JULY 2, 2009
Is this Max Mosley's strategy?
During the Battle of Hastings in 1066 legend has it that William of Normandy was nearly defeated after his first major attack on the English on Senlac Ridge. As the Normans retreated the English broke ranks and charged after the Normans, yelling rude things and killing as many of them as possible. After a lengthy melee, the armies reformed again. William stopped for a think and concluded that without cohesion the English were much less effective and so tried a number of attacks and then deliberate retreats, drawing the English off the ridge and killing as many as possible.
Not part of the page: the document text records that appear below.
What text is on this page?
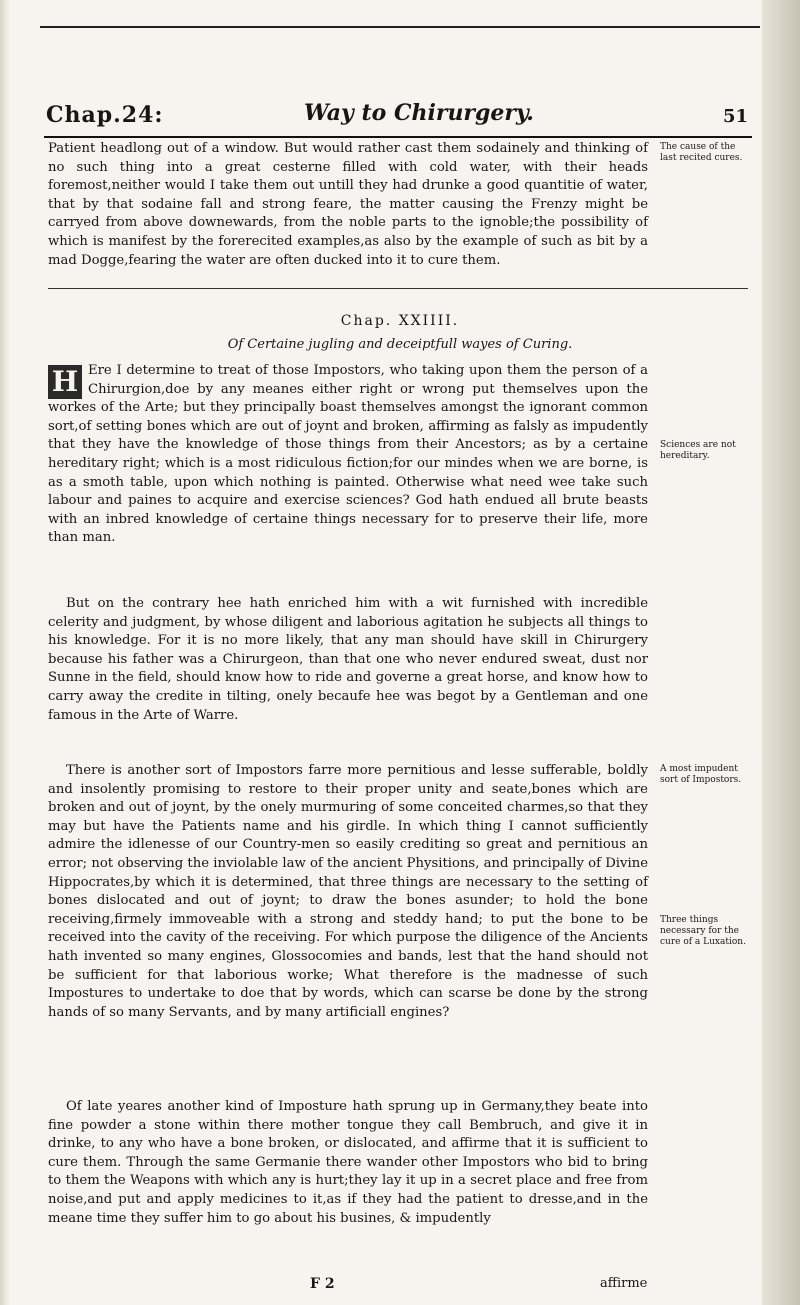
Chap.24:	Way to Chirurgery.	51

Patient headlong out of a window. But would rather cast them sodainely and thinking of no such thing into a great cesterne filled with cold water, with their heads foremost,neither would I take them out untill they had drunke a good quantitie of water, that by that sodaine fall and strong feare, the matter causing the Frenzy might be carryed from above downewards, from the noble parts to the ignoble;the possibility of which is manifest by the forerecited examples,as also by the example of such as bit by a mad Dogge,fearing the water are often ducked into it to cure them.

The cause of the last recited cures.
Chap. XXIIII.
Of Certaine jugling and deceiptfull wayes of Curing.
H Ere I determine to treat of those Impostors, who taking upon them the person of a Chirurgion,doe by any meanes either right or wrong put themselves upon the workes of the Arte; but they principally boast themselves amongst the ignorant common sort,of setting bones which are out of joynt and broken, affirming as falsly as impudently that they have the knowledge of those things from their Ancestors; as by a certaine hereditary right; which is a most ridiculous fiction;for our mindes when we are borne, is as a smoth table, upon which nothing is painted. Otherwise what need wee take such labour and paines to acquire and exercise sciences? God hath endued all brute beasts with an inbred knowledge of certaine things necessary for to preserve their life, more than man.
Sciences are not hereditary.

But on the contrary hee hath enriched him with a wit furnished with incredible celerity and judgment, by whose diligent and laborious agitation he subjects all things to his knowledge. For it is no more likely, that any man should have skill in Chirurgery because his father was a Chirurgeon, than that one who never endured sweat, dust nor Sunne in the field, should know how to ride and governe a great horse, and know how to carry away the credite in tilting, onely becaufe hee was begot by a Gentleman and one famous in the Arte of Warre.

There is another sort of Impostors farre more pernitious and lesse sufferable, boldly and insolently promising to restore to their proper unity and seate,bones which are broken and out of joynt, by the onely murmuring of some conceited charmes,so that they may but have the Patients name and his girdle. In which thing I cannot sufficiently admire the idlenesse of our Country-men so easily crediting so great and pernitious an error; not observing the inviolable law of the ancient Physitions, and principally of Divine Hippocrates,by which it is determined, that three things are necessary to the setting of bones dislocated and out of joynt; to draw the bones asunder; to hold the bone receiving,firmely immoveable with a strong and steddy hand; to put the bone to be received into the cavity of the receiving. For which purpose the diligence of the Ancients hath invented so many engines, Glossocomies and bands, lest that the hand should not be sufficient for that laborious worke; What therefore is the madnesse of such Impostures to undertake to doe that by words, which can scarse be done by the strong hands of so many Servants, and by many artificiall engines?

A most impudent sort of Impostors.
Three things necessary for the cure of a Luxation.

Of late yeares another kind of Imposture hath sprung up in Germany,they beate into fine powder a stone within there mother tongue they call Bembruch, and give it in drinke, to any who have a bone broken, or dislocated, and affirme that it is sufficient to cure them. Through the same Germanie there wander other Impostors who bid to bring to them the Weapons with which any is hurt;they lay it up in a secret place and free from noise,and put and apply medicines to it,as if they had the patient to dresse,and in the meane time they suffer him to go about his busines, & impudently

F 2	affirme
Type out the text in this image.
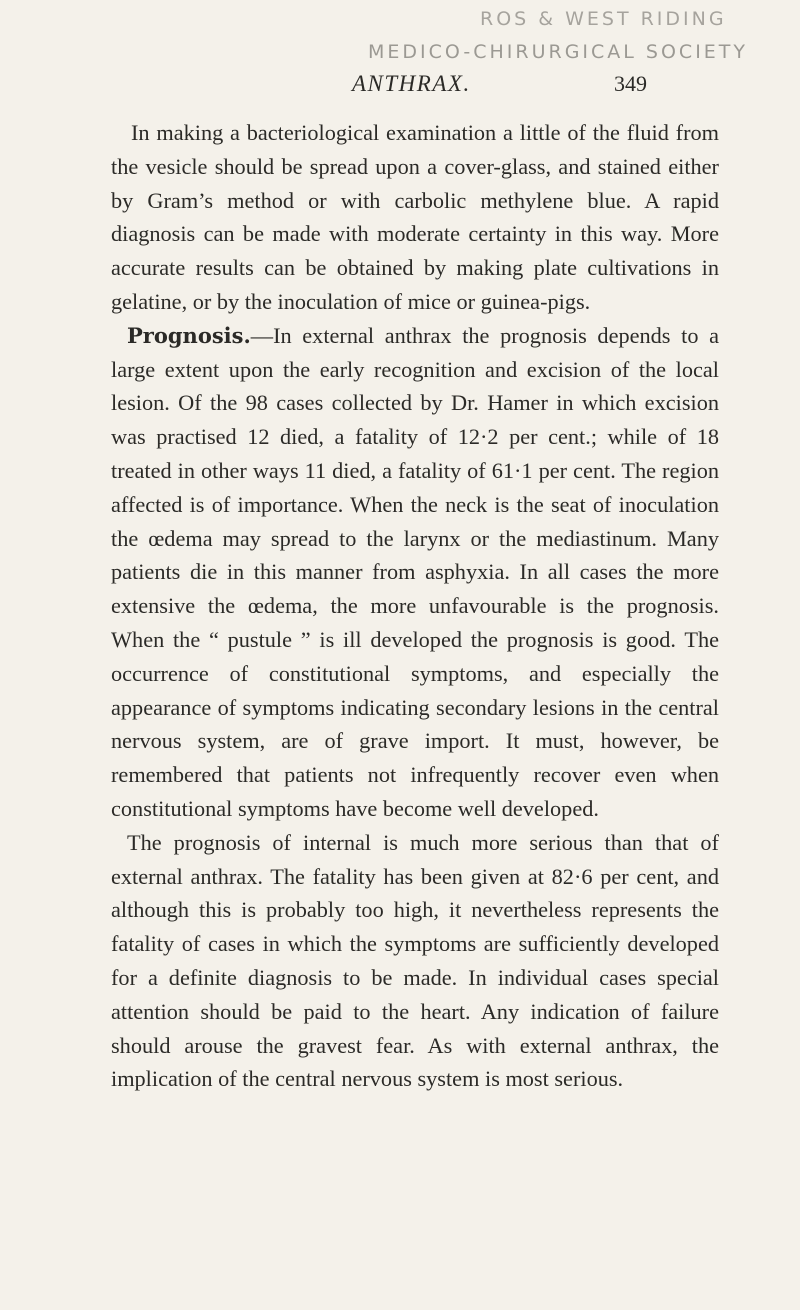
ROS & WEST RIDING
MEDICO-CHIRURGICAL SOCIETY
ANTHRAX.	349

In making a bacteriological examination a little of the fluid from the vesicle should be spread upon a cover-glass, and stained either by Gram’s method or with carbolic methylene blue. A rapid diagnosis can be made with moderate certainty in this way. More accurate results can be obtained by making plate cultivations in gelatine, or by the inoculation of mice or guinea-pigs.

Prognosis.—In external anthrax the prognosis depends to a large extent upon the early recognition and excision of the local lesion. Of the 98 cases collected by Dr. Hamer in which excision was practised 12 died, a fatality of 12·2 per cent.; while of 18 treated in other ways 11 died, a fatality of 61·1 per cent. The region affected is of importance. When the neck is the seat of inoculation the œdema may spread to the larynx or the mediastinum. Many patients die in this manner from asphyxia. In all cases the more extensive the œdema, the more unfavourable is the prognosis. When the “ pustule ” is ill developed the prognosis is good. The occurrence of constitutional symptoms, and especially the appearance of symptoms indicating secondary lesions in the central nervous system, are of grave import. It must, however, be remembered that patients not infrequently recover even when constitutional symptoms have become well developed.

The prognosis of internal is much more serious than that of external anthrax. The fatality has been given at 82·6 per cent, and although this is probably too high, it nevertheless represents the fatality of cases in which the symptoms are sufficiently developed for a definite diagnosis to be made. In individual cases special attention should be paid to the heart. Any indication of failure should arouse the gravest fear. As with external anthrax, the implication of the central nervous system is most serious.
This weakened the English and after King Harold was hit in the eye by an arrow they were defeated.
What does this have to do with motor racing?
Well, it appears that Max Mosley may be attempting a similar strategy with FOTA. His initial attack ended in a near rout. He was forced to agree terms of a deal which was clearly not what he wanted - even though he says that he always intended to retire, having made a pledge to the FIA General Assembly a year ago that he would not stand for re-election in 2009. At the time he was fighting for his life as FIA and so said was necessary to achieve his own survival. He promised the same to the F1 teams at the recent World Council. Now it seems he is saying he may not stand by these pledges, citing FIA members asking him to stay. As Mosley said himself back in 1991 when he was trying to unseat his predecessor Jean-Marie Balestre, clubs rely on the FIA leaders for many things and it is best not to rock the boat. They are bound to be supportive if asked or simply because they wish to curry favour.
This kind of policy will only work once or twice, after which no-one will trust anything that Mosley says.
It would be the story of the boy who cried wolf.
FOTA is currently lulled into a sense of security, which means that there are probably no preparations going on for a FOTA championship. If Mosley takes a couple of months off, doing very little, and then comes back in October he will weaken FOTA's position completely. Some say it is already too late for FOTA to make its own championship. Some argue that when the teams realise what has happened Ferrari will break away from FOTA and do a deal with the FIA and FOM and the rest of the FOTA teams will have to follow, getting whatever terms they can get. Others say that FOTA will stay together and that the FIA clubs will eventually have to understand that Mosley has to go. Mosley is no doubt hoping to get to the election in October before that happens.
In the meantime, all of this is damaging the F1 brand. In a poll carried out by MarketingWeek.co.uk more than half the respondents believed that the row between the Formula 1 teams and the FIA, has damaged the F1 brand. Sponsors are attracted to the Formula 1 brand thanks to its associations with glamour, fame and exciting technology. They are attracted by Ferrari and by the Monaco GP. They are not attracted by what is happening right now.